We did not find differences in other inflammatory biomarkers between B-COPD and T-COPD. SP is a pulmonary-specific inflammatory marker that is raised in COPD patients compared with asthma patients.32 Because subjects in our study were matched by FEV1, it is understandable that the values of this biomarker of severity of lung injury were similar between groups. TNF-α, CRP and fibrinogen were also similarly raised in B-COPD and T-COPD. We had expected to find higher values of TNF-α in the T-COPD group, because it seems to be primarily a marker of smoking (its values were higher in smokers without COPD than in COPD subjects in the ECLIPSE cohort),33 but it must be noted that only two subjects in the T-COPD group in the present study were current smokers, and this might account for the similar between-group values of this biomarker.

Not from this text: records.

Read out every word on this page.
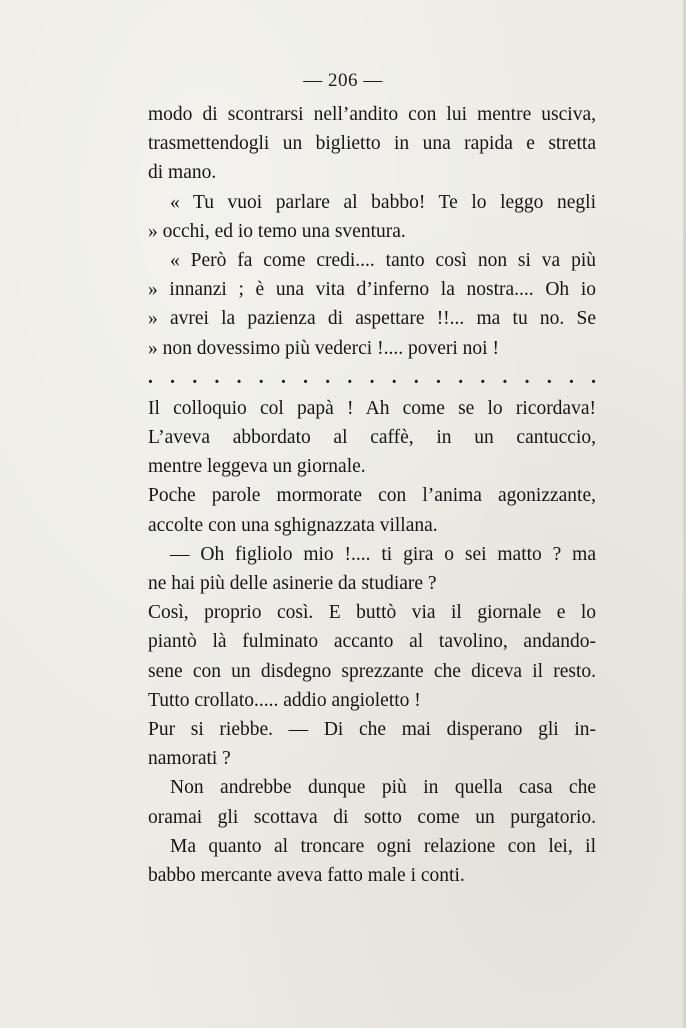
— 206 —
modo di scontrarsi nell’andito con lui mentre usciva,
trasmettendogli un biglietto in una rapida e stretta
di mano.
« Tu vuoi parlare al babbo! Te lo leggo negli
» occhi, ed io temo una sventura.
« Però fa come credi.... tanto così non si va più
» innanzi ; è una vita d’inferno la nostra.... Oh io
» avrei la pazienza di aspettare !!... ma tu no. Se
» non dovessimo più vederci !.... poveri noi !
. . . . . . . . . . . . . . . . . . . . .
Il colloquio col papà ! Ah come se lo ricordava!
L’aveva abbordato al caffè, in un cantuccio,
mentre leggeva un giornale.
Poche parole mormorate con l’anima agonizzante,
accolte con una sghignazzata villana.
— Oh figliolo mio !.... ti gira o sei matto ? ma
ne hai più delle asinerie da studiare ?
Così, proprio così. E buttò via il giornale e lo
piantò là fulminato accanto al tavolino, andando-
sene con un disdegno sprezzante che diceva il resto.
Tutto crollato..... addio angioletto !
Pur si riebbe. — Di che mai disperano gli in-
namorati ?
Non andrebbe dunque più in quella casa che
oramai gli scottava di sotto come un purgatorio.
Ma quanto al troncare ogni relazione con lei, il
babbo mercante aveva fatto male i conti.
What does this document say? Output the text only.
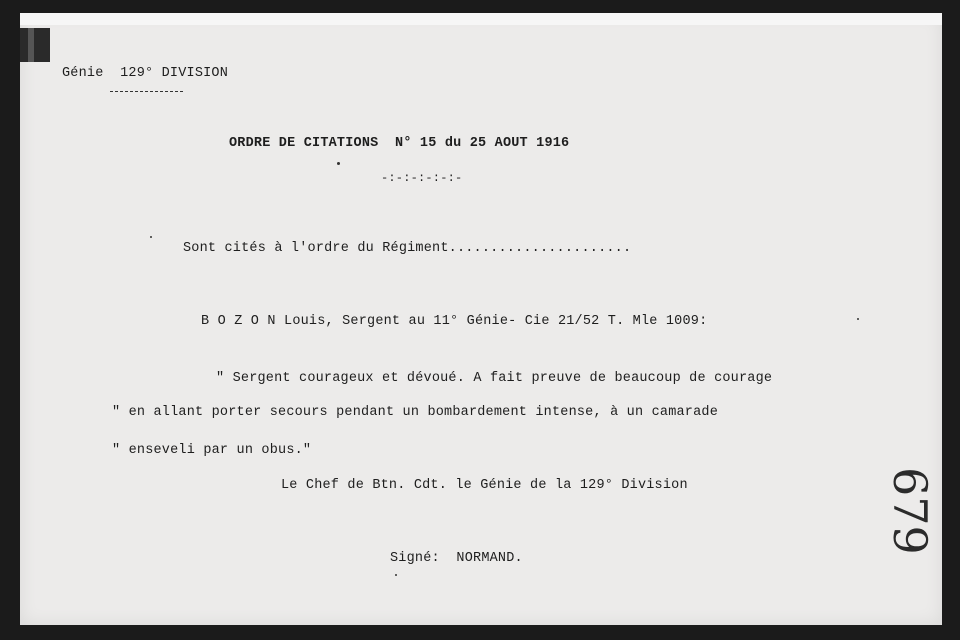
Génie  129° DIVISION
ORDRE DE CITATIONS  N° 15 du 25 AOUT 1916
-:-:-:-:-:-
Sont cités à l'ordre du Régiment......................
B O Z O N Louis, Sergent au 11° Génie- Cie 21/52 T. Mle 1009:
" Sergent courageux et dévoué. A fait preuve de beaucoup de courage
" en allant porter secours pendant un bombardement intense, à un camarade
" enseveli par un obus."
Le Chef de Btn. Cdt. le Génie de la 129° Division
Signé:  NORMAND.
679
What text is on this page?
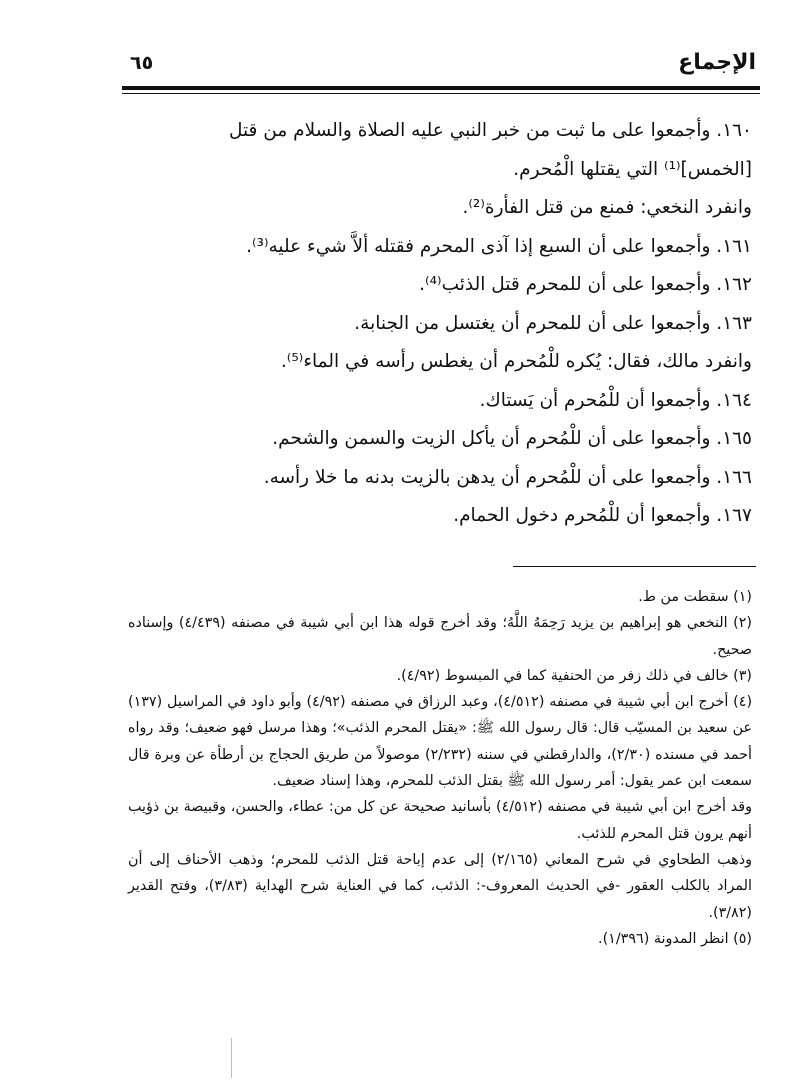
الإجماع
٦٥

١٦٠. وأجمعوا على ما ثبت من خبر النبي عليه الصلاة والسلام من قتل

[الخمس]⁽¹⁾ التي يقتلها الْمُحرم.

وانفرد النخعي: فمنع من قتل الفأرة⁽²⁾.

١٦١. وأجمعوا على أن السبع إذا آذى المحرم فقتله ألاَّ شيء عليه⁽³⁾.

١٦٢. وأجمعوا على أن للمحرم قتل الذئب⁽⁴⁾.

١٦٣. وأجمعوا على أن للمحرم أن يغتسل من الجنابة.

وانفرد مالك، فقال: يُكره للْمُحرم أن يغطس رأسه في الماء⁽⁵⁾.

١٦٤. وأجمعوا أن للْمُحرم أن يَستاك.

١٦٥. وأجمعوا على أن للْمُحرم أن يأكل الزيت والسمن والشحم.

١٦٦. وأجمعوا على أن للْمُحرم أن يدهن بالزيت بدنه ما خلا رأسه.

١٦٧. وأجمعوا أن للْمُحرم دخول الحمام.

(١) سقطت من ط.

(٢) النخعي هو إبراهيم بن يزيد رَحِمَهُ اللَّهُ؛ وقد أخرج قوله هذا ابن أبي شيبة في مصنفه (٤/٤٣٩) وإسناده صحيح.

(٣) خالف في ذلك زفر من الحنفية كما في المبسوط (٤/٩٢).

(٤) أخرج ابن أبي شيبة في مصنفه (٤/٥١٢)، وعبد الرزاق في مصنفه (٤/٩٢) وأبو داود في المراسيل (١٣٧) عن سعيد بن المسيّب قال: قال رسول الله ﷺ: «يقتل المحرم الذئب»؛ وهذا مرسل فهو ضعيف؛ وقد رواه أحمد في مسنده (٢/٣٠)، والدارقطني في سننه (٢/٢٣٢) موصولاً من طريق الحجاج بن أرطأة عن وبرة قال سمعت ابن عمر يقول: أمر رسول الله ﷺ بقتل الذئب للمحرم، وهذا إسناد ضعيف.

وقد أخرج ابن أبي شيبة في مصنفه (٤/٥١٢) بأسانيد صحيحة عن كل من: عطاء، والحسن، وقبيصة بن ذؤيب أنهم يرون قتل المحرم للذئب.

وذهب الطحاوي في شرح المعاني (٢/١٦٥) إلى عدم إباحة قتل الذئب للمحرم؛ وذهب الأحناف إلى أن المراد بالكلب العقور -في الحديث المعروف-: الذئب، كما في العناية شرح الهداية (٣/٨٣)، وفتح القدير (٣/٨٢).

(٥) انظر المدونة (١/٣٩٦).
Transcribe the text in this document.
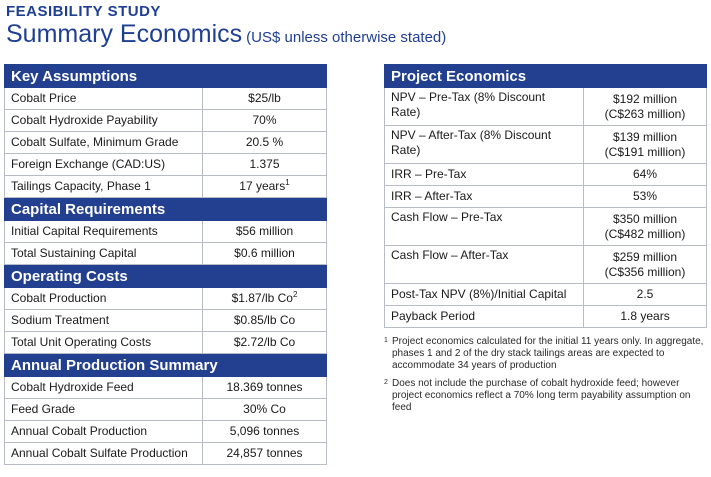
FEASIBILITY STUDY
Summary Economics (US$ unless otherwise stated)
Key Assumptions	
Cobalt Price	$25/lb
Cobalt Hydroxide Payability	70%
Cobalt Sulfate, Minimum Grade	20.5 %
Foreign Exchange (CAD:US)	1.375
Tailings Capacity, Phase 1	17 years$^1$
Capital Requirements	
Initial Capital Requirements	$56 million
Total Sustaining Capital	$0.6 million
Operating Costs	
Cobalt Production	$1.87/lb Co$^2$
Sodium Treatment	$0.85/lb Co
Total Unit Operating Costs	$2.72/lb Co
Annual Production Summary	
Cobalt Hydroxide Feed	18.369 tonnes
Feed Grade	30% Co
Annual Cobalt Production	5,096 tonnes
Annual Cobalt Sulfate Production	24,857 tonnes
Project Economics	
NPV – Pre-Tax (8% Discount Rate)	$192 million
(C$263 million)

NPV – After-Tax (8% Discount Rate)	$139 million
(C$191 million)

IRR – Pre-Tax	64%

IRR – After-Tax	53%

Cash Flow – Pre-Tax	$350 million
(C$482 million)

Cash Flow – After-Tax	$259 million
(C$356 million)

Post-Tax NPV (8%)/Initial Capital	2.5

Payback Period	1.8 years
1 Project economics calculated for the initial 11 years only. In aggregate, phases 1 and 2 of the dry stack tailings areas are expected to accommodate 34 years of production
2 Does not include the purchase of cobalt hydroxide feed; however project economics reflect a 70% long term payability assumption on feed
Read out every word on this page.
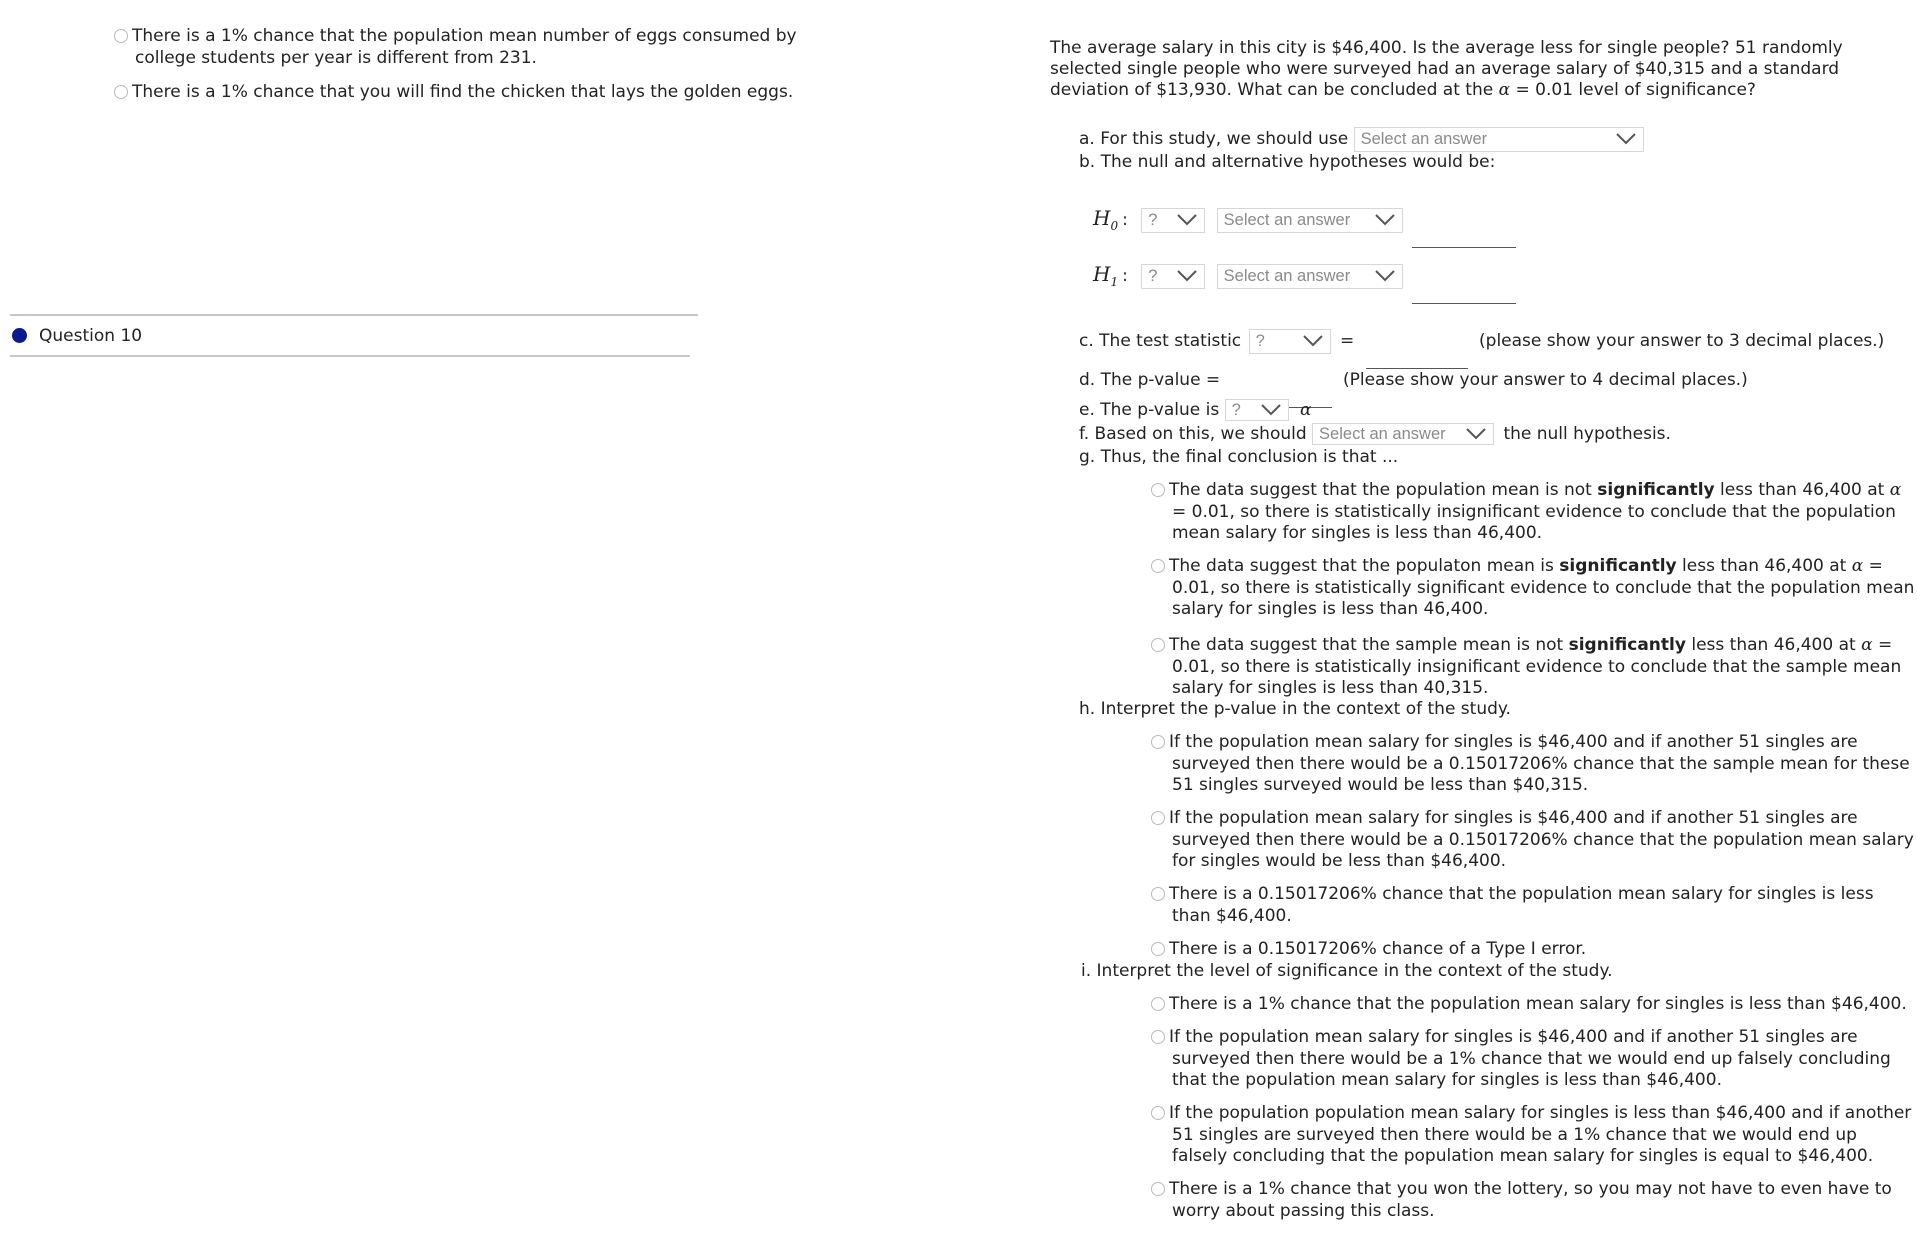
There is a 1% chance that the population mean number of eggs consumed by college students per year is different from 231.
There is a 1% chance that you will find the chicken that lays the golden eggs.
Question 10
The average salary in this city is $46,400. Is the average less for single people? 51 randomly selected single people who were surveyed had an average salary of $40,315 and a standard deviation of $13,930. What can be concluded at the α = 0.01 level of significance?
a. For this study, we should use Select an answer
b. The null and alternative hypotheses would be:
$H_0$ : ?	Select an answer

$H_1$ : ?	Select an answer

c. The test statistic ?	=	(please show your answer to 3 decimal places.)
d. The p-value =	(Please show your answer to 4 decimal places.)
e. The p-value is ?	α
f. Based on this, we should Select an answer	the null hypothesis.
g. Thus, the final conclusion is that ...
The data suggest that the population mean is not significantly less than 46,400 at α = 0.01, so there is statistically insignificant evidence to conclude that the population mean salary for singles is less than 46,400.
The data suggest that the populaton mean is significantly less than 46,400 at α = 0.01, so there is statistically significant evidence to conclude that the population mean salary for singles is less than 46,400.
The data suggest that the sample mean is not significantly less than 46,400 at α = 0.01, so there is statistically insignificant evidence to conclude that the sample mean salary for singles is less than 40,315.
h. Interpret the p-value in the context of the study.
If the population mean salary for singles is $46,400 and if another 51 singles are surveyed then there would be a 0.15017206% chance that the sample mean for these 51 singles surveyed would be less than $40,315.
If the population mean salary for singles is $46,400 and if another 51 singles are surveyed then there would be a 0.15017206% chance that the population mean salary for singles would be less than $46,400.
There is a 0.15017206% chance that the population mean salary for singles is less than $46,400.
There is a 0.15017206% chance of a Type I error.
i. Interpret the level of significance in the context of the study.
There is a 1% chance that the population mean salary for singles is less than $46,400.
If the population mean salary for singles is $46,400 and if another 51 singles are surveyed then there would be a 1% chance that we would end up falsely concluding that the population mean salary for singles is less than $46,400.
If the population population mean salary for singles is less than $46,400 and if another 51 singles are surveyed then there would be a 1% chance that we would end up falsely concluding that the population mean salary for singles is equal to $46,400.
There is a 1% chance that you won the lottery, so you may not have to even have to worry about passing this class.
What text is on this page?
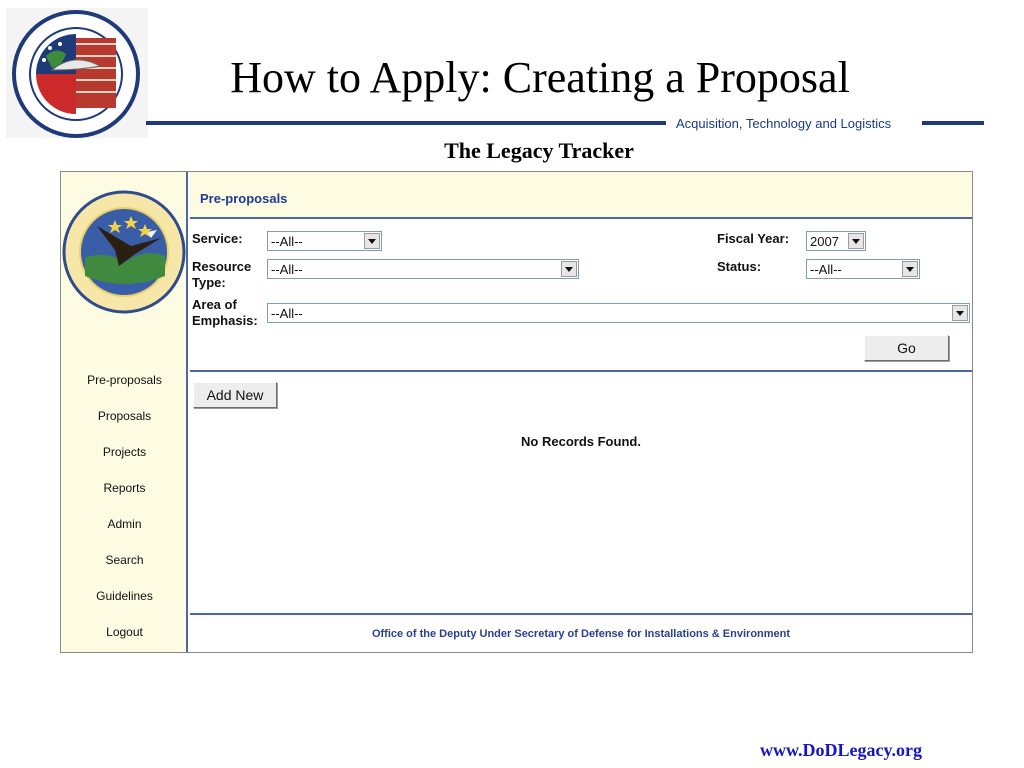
How to Apply: Creating a Proposal
Acquisition, Technology and Logistics
The Legacy Tracker
Pre-proposals
Proposals
Projects
Reports
Admin
Search
Guidelines
Logout
Pre-proposals
Service:	--All--	Fiscal Year:	2007
Resource
Type:
--All--	Status:	--All--
Area of
Emphasis:	--All--
Go
Add New
No Records Found.
Office of the Deputy Under Secretary of Defense for Installations & Environment
www.DoDLegacy.org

Several limitations of the present study must be acknowledged. We have only performed a single measurement of biomarkers, and it would be possible that the values of some biomarkers might vary over time. However, serum inflammatory markers seem to have acceptable repeatability in COPD.30 In addition, in order to avoid confounding variables, we matched subjects by age, sex and lung function. This requirement forced to exclude numerous patients from the study and, as a result, the participants might not be totally representative of the B-COPD and T-COPD patients seen in clinical practice. Biomass smoke exposure was self-reported and quantified according to the daily hours spent by the stove. This quantification might be somewhat imprecise, because it might fluctuate significantly according to seasonal variations within 1 year and also from year to year with changing climatic conditions. However, most epidemiologic and clinical studies on B-COPD did not use direct measurements of exposure,34 and the hours–year index is the most commonly used system to establish dose–response relationships. The values of the cytokines measured were low and of doubtful biological relevance. The study excluded subjects with significant comorbidities, so it is understandable that the values of the inflammatory biomarkers were lower than expected. Finally, socioeconomic status might differ for patients with B-COPD (who lived in rural areas) and T-COPD (who came mainly from urban settings). Consequently, lifestyle, diet or environmental variables might have biased the results to some degree.

Conclusion

Similar to patients with T-COPD, subjects with B-COPD exhibit a higher inflammatory status than healthy controls. There are some differences in the inflammatory profile of B-COPD and T-COPD. T-COPD patients have an increased systemic inflammatory status, including parameters potentially implicated in cardiovascular disease. However, we have not confirmed previous studies that suggested a Th2 polarization in B-COPD. Further studies are needed to define the possible sex differences in the biologic response to biomass and tobacco smoke and the potential disparities in the systemic consequences of both types of fumes.